Hypothesis: We assessed the relationship between the overnight oxygen desaturation index (ODI) and WUS in patients with acute stroke in the stroke unit.

Methods: A consecutive 225 patients with acute ischemic stroke who were admitted to the stroke unit within 7 days after stroke onset between July 2013 and June 2014 were included for analysis. Physiological variables including pulse oximetry were sampled every 1 minute. The ODI was calculated using pulse oximetry data during 9 hours on the first night (10:00 PM-7:00 AM) of the stroke unit admission and nocturnal oxygen desaturation was defined as an ODI of 5 or greater per hour. We compared the clinical characteristics, nocturnal oxygen desaturation, laboratory findings, and radiologic findings in patients with and without WUS.

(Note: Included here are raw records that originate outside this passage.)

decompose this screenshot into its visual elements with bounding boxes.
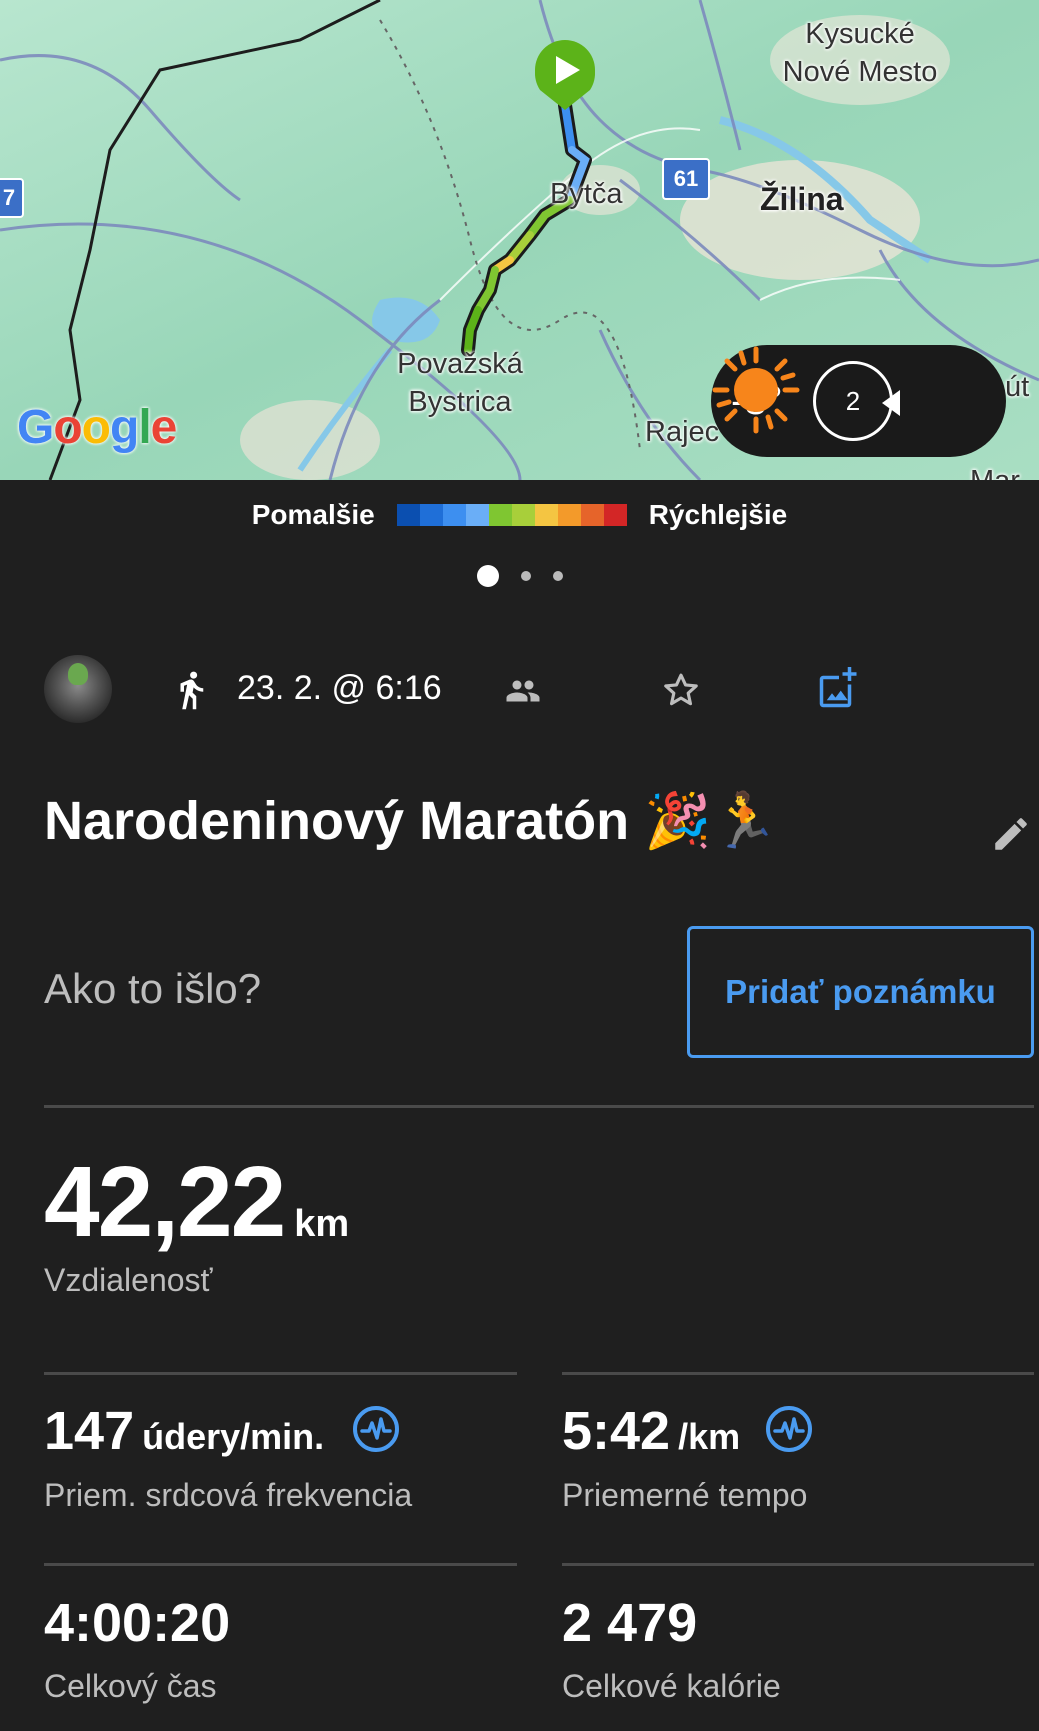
legend-color-segment [442,504,466,526]
map-label-rajec: Rajec [645,416,720,448]
road-shield-61: 61 [662,158,710,200]
pace-label: Priemerné tempo [562,1477,808,1513]
road-shield-edge: 7 [0,178,24,218]
heart-rate-chart-icon[interactable] [352,1405,400,1453]
distance-stat: 42,22 km [44,1145,349,1260]
total-time-label: Celkový čas [44,1668,217,1704]
heart-rate-value: 147 [44,1401,135,1461]
wind-speed: 2 [845,385,861,416]
weather-badge: -8° 2 [711,345,1006,457]
heart-rate-stat: 147 údery/min. [44,1400,324,1462]
avatar[interactable] [44,655,112,723]
wind-indicator: 2 [813,361,900,441]
page-dot[interactable] [476,565,499,587]
divider [44,1563,517,1566]
map-label-edge-mar: Mar [970,462,1020,480]
calories-stat: 2 479 [562,1592,697,1654]
heart-rate-label: Priem. srdcová frekvencia [44,1477,413,1513]
page-dot[interactable] [520,571,531,581]
divider [44,1105,1034,1108]
legend-faster-label: Rýchlejšie [648,499,788,530]
legend-color-segment [603,504,627,526]
page-dot[interactable] [552,571,563,581]
people-icon[interactable] [505,673,541,709]
legend-color-segment [511,504,535,526]
map-label-povazska: Považská Bystrica [397,348,523,418]
star-icon[interactable] [660,669,702,711]
add-note-button[interactable]: Pridať poznámku [687,926,1034,1058]
pace-value: 5:42 [562,1401,671,1461]
legend-color-segment [534,504,558,526]
activity-meta-row: 23. 2. @ 6:16 [0,655,1039,725]
pace-unit: /km [678,1416,741,1457]
total-time-stat: 4:00:20 [44,1592,230,1654]
distance-value: 42,22 [44,1146,286,1258]
legend-color-segment [465,504,489,526]
pace-legend: Pomalšie Rýchlejšie [0,480,1039,550]
divider [562,1372,1034,1375]
edit-pencil-icon[interactable] [990,813,1032,855]
divider [44,1372,517,1375]
map-label-edge-ut: út [1005,371,1030,403]
calories-label: Celkové kalórie [562,1668,781,1704]
total-time-value: 4:00:20 [44,1593,231,1653]
calories-value: 2 479 [562,1593,698,1653]
legend-color-bar [396,504,627,526]
legend-color-segment [396,504,420,526]
divider [562,1563,1034,1566]
pace-chart-icon[interactable] [765,1405,813,1453]
how-did-it-go-prompt: Ako to išlo? [44,965,262,1012]
map-label-kysucke: Kysucké Nové Mesto [782,18,938,88]
map-label-bytca: Bytča [550,178,623,210]
legend-color-segment [557,504,581,526]
page-indicator [0,565,1039,587]
distance-unit: km [294,1203,350,1245]
activity-date: 23. 2. @ 6:16 [237,669,442,707]
legend-color-segment [488,504,512,526]
sun-icon [712,346,800,434]
legend-slower-label: Pomalšie [251,499,375,530]
map-label-zilina: Žilina [760,181,844,217]
route-map[interactable]: Kysucké Nové Mesto Bytča Žilina Považská… [0,0,1039,480]
legend-color-segment [580,504,604,526]
heart-rate-unit: údery/min. [142,1416,325,1457]
activity-title: Narodeninový Maratón 🎉🏃 [44,791,779,851]
pace-stat: 5:42/km [562,1400,740,1462]
add-photo-icon[interactable] [818,665,860,711]
wind-direction-icon [882,390,900,416]
legend-color-segment [419,504,443,526]
distance-label: Vzdialenosť [44,1262,213,1298]
google-logo: Google [17,401,177,454]
running-icon [180,671,204,710]
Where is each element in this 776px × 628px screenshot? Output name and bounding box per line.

Results: Among the total patients, 26.2% (n=59) patients had WUS. These patients were mostly male (52.4%), with a mean age of 66.8 years. The proportion of nocturnal desaturation was significantly greater in WUS compared to non-WUS (23.7% vs. 8.4%, P = 0.002). The age, gender, vascular risk factors, stroke severity, and stroke lesion locations were similar in the two groups (WUS and non-WUS). After controlling for relevant confounding factors, nocturnal oxygen desaturation in the first night of the stroke unit stay was significantly more common in patients with WUS (Odds ratio, 4.39; 95% confidence interval, 1.76-10.93).

Conclusions: Nocturnal desaturation was more frequently observed in patients with WUS over the first night stay in the stroke unit. This suggests that nocturnal desaturation is a possible and modifiable risk factor for the occurrence of WUS.